New Research Explores Cannabis Use, Binge Eating

New Research Explores Cannabis Use, Binge Eating

Just about everyone knows that smoking weed can sometimes give you a serious bout of tummy tucks. But researchers at Drexel University in Philadelphia are taking a closer look at this phenomenon in a new study exploring a possible link between cannabis use and bulimia.

The research is Published It was in my diary recently. Experimental and clinical psychopharmacologyinvestigated how often people with bulimia also used cannabis recreationally. The study also investigated whether people who use cannabis experience more severe symptoms of eating disorders and mental illness.

Previous research has investigated how cannabis use affects a person's diet. However, little is known about the effects of cannabis use on bulimia. Bulimia is defined as the experience of feeling out of control when eating or being unable to stop eating. Previous research has also found that cannabis use can increase the pleasure people receive from eating sugary and fatty foods, suggesting that cannabis may play a role in bulimia. It is suggested that there is.

“Distinguishing the relationship between cannabis use, eating disorder severity, and other psychiatric symptoms in patients with bulimia nervosa is necessary to inform screening and clinical recommendations,” Drexel University Arts and Sciences said Megan Wilkinson, a PhD student in the Faculty of Science and lead author. told Drexel News.

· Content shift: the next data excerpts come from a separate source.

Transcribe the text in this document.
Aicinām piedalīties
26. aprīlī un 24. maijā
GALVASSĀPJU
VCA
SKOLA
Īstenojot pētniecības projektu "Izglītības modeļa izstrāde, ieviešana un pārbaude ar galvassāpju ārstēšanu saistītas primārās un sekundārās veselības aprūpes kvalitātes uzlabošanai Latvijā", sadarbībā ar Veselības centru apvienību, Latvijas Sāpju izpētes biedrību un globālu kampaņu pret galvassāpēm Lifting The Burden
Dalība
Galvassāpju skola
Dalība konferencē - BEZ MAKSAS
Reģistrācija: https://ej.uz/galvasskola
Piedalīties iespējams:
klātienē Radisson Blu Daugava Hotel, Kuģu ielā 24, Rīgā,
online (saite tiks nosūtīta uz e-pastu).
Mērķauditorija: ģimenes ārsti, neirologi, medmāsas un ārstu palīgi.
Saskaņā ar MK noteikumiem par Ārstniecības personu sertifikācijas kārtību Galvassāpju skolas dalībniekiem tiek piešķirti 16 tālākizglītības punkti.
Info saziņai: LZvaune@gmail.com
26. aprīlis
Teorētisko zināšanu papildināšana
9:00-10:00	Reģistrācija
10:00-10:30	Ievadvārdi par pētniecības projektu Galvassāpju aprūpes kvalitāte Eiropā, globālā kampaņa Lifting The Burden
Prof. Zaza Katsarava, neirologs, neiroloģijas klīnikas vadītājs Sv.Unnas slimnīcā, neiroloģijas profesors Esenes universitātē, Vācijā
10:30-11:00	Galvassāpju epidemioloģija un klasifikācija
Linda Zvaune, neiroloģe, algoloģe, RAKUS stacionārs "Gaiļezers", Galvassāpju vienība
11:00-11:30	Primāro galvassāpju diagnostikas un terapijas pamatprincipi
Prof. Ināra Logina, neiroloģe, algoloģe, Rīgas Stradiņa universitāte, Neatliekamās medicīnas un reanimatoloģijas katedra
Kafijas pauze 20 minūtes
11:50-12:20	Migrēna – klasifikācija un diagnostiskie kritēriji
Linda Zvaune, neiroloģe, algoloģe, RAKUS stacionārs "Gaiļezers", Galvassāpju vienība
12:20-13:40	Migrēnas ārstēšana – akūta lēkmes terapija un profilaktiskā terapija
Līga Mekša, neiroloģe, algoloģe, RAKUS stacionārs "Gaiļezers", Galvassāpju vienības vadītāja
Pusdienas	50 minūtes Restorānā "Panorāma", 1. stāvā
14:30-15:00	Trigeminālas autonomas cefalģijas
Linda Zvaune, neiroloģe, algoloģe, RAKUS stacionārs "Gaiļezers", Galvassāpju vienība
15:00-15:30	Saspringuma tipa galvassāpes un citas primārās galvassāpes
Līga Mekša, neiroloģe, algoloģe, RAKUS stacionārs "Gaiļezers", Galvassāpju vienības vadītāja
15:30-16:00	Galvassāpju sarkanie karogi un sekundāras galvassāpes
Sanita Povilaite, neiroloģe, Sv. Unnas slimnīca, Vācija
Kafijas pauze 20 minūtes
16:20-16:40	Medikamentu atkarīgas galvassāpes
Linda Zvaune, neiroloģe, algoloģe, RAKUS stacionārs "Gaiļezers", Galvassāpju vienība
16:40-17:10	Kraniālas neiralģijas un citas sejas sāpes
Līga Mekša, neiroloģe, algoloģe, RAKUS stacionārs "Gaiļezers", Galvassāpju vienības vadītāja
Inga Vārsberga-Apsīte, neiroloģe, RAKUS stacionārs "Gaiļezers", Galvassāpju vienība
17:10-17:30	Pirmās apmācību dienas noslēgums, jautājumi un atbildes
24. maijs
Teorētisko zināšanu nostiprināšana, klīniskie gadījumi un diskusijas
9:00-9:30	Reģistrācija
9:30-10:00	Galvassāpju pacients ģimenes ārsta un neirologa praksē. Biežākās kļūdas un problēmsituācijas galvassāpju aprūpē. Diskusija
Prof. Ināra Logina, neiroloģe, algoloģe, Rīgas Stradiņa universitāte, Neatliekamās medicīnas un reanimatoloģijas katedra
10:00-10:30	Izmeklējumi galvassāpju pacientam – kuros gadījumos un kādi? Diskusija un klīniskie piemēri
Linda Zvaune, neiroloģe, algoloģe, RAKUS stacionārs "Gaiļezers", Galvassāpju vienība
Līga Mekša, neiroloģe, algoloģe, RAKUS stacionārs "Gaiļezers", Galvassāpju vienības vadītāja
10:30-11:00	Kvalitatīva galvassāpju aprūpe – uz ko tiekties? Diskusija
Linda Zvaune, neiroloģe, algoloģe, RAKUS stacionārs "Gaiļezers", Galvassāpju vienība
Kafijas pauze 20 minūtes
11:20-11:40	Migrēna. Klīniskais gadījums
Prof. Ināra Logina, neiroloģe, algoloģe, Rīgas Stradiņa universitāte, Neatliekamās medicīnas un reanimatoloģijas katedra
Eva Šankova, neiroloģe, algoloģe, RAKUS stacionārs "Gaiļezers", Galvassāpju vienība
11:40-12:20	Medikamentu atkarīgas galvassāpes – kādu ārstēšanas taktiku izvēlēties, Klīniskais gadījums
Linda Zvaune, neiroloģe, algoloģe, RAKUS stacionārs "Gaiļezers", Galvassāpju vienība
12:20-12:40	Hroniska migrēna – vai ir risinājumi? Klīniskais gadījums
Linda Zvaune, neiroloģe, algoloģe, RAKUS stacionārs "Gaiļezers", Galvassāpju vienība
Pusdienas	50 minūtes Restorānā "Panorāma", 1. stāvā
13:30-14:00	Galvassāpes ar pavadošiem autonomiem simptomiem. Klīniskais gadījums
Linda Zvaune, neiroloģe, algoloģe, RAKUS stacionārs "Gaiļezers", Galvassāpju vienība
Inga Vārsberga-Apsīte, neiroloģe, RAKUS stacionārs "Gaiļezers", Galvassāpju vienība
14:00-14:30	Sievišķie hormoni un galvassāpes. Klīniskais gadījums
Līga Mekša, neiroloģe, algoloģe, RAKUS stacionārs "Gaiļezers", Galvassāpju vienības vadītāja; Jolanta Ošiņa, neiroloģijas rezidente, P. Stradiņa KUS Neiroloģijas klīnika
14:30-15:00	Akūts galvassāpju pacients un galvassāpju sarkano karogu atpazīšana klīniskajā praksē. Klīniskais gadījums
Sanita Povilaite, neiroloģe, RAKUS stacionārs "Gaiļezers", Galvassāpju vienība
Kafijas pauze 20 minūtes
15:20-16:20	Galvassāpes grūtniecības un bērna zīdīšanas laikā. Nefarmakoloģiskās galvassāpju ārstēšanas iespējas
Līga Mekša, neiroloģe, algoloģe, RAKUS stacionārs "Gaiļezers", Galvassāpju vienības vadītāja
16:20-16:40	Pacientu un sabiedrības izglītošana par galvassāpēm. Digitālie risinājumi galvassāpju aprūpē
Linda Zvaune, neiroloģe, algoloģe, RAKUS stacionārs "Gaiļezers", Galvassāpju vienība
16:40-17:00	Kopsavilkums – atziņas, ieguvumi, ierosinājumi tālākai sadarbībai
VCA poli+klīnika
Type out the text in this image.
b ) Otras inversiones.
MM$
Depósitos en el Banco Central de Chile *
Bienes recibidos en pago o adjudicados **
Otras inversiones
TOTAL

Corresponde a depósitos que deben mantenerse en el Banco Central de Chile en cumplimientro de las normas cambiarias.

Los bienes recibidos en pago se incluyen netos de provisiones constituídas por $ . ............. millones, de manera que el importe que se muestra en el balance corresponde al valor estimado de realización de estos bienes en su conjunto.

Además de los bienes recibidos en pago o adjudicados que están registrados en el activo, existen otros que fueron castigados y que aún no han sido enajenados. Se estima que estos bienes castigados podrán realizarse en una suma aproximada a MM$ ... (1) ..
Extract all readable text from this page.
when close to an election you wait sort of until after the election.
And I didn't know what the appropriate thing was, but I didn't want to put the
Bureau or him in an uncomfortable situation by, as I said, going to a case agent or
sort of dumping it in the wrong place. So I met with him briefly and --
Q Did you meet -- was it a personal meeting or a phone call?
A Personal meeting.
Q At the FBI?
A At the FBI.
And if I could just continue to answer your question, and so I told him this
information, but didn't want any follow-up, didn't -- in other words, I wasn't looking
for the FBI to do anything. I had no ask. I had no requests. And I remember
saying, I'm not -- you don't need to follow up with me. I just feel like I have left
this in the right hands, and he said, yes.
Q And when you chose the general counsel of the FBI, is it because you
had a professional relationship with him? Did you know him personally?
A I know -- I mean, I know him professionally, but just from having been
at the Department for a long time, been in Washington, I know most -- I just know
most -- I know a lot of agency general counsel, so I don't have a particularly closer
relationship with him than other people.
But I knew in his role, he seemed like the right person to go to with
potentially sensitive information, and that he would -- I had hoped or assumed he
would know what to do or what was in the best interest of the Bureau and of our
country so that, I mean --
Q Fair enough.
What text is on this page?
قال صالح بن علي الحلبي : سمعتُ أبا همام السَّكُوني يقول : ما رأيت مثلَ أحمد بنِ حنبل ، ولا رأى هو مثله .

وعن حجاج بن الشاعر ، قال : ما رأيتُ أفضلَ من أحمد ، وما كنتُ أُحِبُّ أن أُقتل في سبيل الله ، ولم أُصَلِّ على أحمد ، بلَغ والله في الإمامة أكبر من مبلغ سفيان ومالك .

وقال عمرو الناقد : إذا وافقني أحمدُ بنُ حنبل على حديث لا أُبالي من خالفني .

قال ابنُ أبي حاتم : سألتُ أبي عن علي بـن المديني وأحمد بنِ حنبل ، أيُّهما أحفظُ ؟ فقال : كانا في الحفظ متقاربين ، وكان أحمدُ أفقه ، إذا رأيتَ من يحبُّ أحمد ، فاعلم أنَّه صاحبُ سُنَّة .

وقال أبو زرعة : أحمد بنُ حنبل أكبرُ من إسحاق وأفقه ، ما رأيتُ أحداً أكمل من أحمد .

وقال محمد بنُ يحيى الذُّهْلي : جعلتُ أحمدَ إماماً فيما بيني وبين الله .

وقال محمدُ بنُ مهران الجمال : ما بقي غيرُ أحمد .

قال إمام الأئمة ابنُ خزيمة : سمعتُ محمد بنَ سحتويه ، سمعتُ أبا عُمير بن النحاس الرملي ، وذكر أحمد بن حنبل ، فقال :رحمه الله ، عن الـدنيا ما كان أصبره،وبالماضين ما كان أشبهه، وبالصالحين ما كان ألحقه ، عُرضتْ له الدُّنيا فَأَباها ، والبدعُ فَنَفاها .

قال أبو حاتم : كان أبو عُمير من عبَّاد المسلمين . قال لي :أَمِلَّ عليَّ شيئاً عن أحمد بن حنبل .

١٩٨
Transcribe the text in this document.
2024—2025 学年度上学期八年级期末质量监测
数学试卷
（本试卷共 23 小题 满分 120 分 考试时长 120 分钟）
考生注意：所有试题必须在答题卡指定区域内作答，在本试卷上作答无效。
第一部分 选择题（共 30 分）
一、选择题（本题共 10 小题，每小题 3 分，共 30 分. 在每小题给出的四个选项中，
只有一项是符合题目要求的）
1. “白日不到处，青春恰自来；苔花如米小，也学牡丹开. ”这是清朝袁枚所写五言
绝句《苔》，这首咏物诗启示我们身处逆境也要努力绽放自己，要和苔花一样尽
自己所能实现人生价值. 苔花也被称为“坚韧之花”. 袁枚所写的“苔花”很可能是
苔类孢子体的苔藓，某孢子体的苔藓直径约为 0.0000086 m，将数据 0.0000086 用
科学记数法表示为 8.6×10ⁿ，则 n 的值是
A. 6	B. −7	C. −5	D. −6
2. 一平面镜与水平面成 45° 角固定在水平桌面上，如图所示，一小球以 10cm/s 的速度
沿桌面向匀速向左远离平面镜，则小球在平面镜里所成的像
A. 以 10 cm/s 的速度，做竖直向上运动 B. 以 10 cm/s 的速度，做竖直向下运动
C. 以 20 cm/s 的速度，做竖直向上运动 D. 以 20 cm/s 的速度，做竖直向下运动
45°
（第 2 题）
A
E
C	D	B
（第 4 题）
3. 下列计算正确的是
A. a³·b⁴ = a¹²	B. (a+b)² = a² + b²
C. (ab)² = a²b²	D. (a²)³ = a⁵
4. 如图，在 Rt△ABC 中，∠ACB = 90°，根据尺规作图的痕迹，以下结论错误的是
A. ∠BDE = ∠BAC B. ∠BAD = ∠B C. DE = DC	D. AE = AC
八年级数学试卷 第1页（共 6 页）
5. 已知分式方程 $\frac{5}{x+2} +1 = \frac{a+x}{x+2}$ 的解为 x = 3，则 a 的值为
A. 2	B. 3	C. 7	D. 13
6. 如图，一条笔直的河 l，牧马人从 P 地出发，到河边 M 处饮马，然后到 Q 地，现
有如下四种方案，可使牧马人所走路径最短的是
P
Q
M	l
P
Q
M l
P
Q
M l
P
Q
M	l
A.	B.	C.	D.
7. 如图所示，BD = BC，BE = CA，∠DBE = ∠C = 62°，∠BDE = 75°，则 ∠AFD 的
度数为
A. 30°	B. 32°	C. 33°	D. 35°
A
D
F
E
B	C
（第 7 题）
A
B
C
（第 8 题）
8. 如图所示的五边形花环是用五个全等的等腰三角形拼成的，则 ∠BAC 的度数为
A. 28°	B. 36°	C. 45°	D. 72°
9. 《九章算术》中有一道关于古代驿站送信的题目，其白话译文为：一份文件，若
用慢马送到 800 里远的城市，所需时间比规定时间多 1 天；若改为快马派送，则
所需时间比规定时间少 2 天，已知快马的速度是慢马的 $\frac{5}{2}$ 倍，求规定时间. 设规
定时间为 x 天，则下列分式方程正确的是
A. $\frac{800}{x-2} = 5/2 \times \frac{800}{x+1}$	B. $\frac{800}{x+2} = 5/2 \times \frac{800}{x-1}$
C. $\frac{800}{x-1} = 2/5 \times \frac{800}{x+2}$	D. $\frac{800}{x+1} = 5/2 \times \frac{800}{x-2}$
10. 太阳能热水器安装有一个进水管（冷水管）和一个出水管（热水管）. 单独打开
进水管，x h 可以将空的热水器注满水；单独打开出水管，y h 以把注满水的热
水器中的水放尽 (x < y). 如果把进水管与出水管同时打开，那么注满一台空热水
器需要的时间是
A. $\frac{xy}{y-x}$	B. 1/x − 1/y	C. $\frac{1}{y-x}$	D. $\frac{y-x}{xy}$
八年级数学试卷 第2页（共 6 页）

Almost a quarter of binge eaters report recent cannabis use

The new study included a cohort of participants seeking treatment for bulimia. As part of the study, participants reported alcohol and cannabis use. Researchers found that more than 23% of the 165 participants reported using cannabis “once or twice” or “monthly” in the past three months, indicating that cannabis use was This suggests that it may be related to bulimia.

Researchers learned that participants who used cannabis reported a “strong desire or urge to use cannabis.” They also consumed alcohol more frequently and reported more problems related to alcohol use. However, the researchers noted that participants with eating disorders who were also cannabis users did not exhibit more severe symptoms of eating disorders or depression.

“Both alcohol and cannabis can affect an individual's appetite and mood. Our finding that bulimia patients who use cannabis consume more alcohol suggests that these substances may affect appetite and mood. “This may suggest that these patients are at increased risk for bulimia, given the combined effects of bulimia,” Wilkinson said. “Treatment of bulimia requires investigating how substance use affects a patient's hunger, mood, and eating.”

Study participants also completed interviews and surveys about their experiences with bulimia, depression, and other eating disorder symptoms. The researchers then compared the results of participants who used cannabis with those who did not, and whether there were statistically significant differences in eating disorder symptoms, alcohol use, and depression symptoms. judged.

Research shows that a significant proportion of people with bulimia use cannabis and have a strong desire or urge to do so. Researchers also found that for people with binge eating disorder, cannabis use is associated with alcohol drinking patterns and problems with drinking, such as needing more and more alcohol to feel intoxicated and an inability to control drinking. I concluded that it seems to be the case.

“We hope this study will be useful to clinicians treating patients with bulimia nervosa, as it provides up-to-date information on the prevalence of cannabis use in patients,” Wilkinson said. “We encourage clinicians to screen all patients for cannabis and alcohol use and assess any potential problems patients may be experiencing related to drug use.”

The researchers noted that the relationship between cannabis and bulimia requires continued research, due to changes in the legal landscape and social norms surrounding cannabis. Wilkinson and her team are conducting a new study to investigate how cannabis use affects hunger and mood in people with bulimia, and the factors that may worsen bulimia symptoms. are planning.

David B.
David B. stands out as an exceptional cannabis writer, skillfully navigating the intricate world of cannabis culture and industry. His insightful and well-researched articles provide a nuanced perspective on various aspects, from the therapeutic benefits to the evolving legal landscape. David's writing reflects a deep understanding of the plant's history, its diverse strains, and the ever-changing dynamics within the cannabis community. What sets him apart is his ability to break down complex topics into digestible pieces, making the information accessible to both seasoned enthusiasts and newcomers alike. With a keen eye for detail and a passion for the subject, David B. emerges as a reliable and engaging voice in the realm of cannabis literature.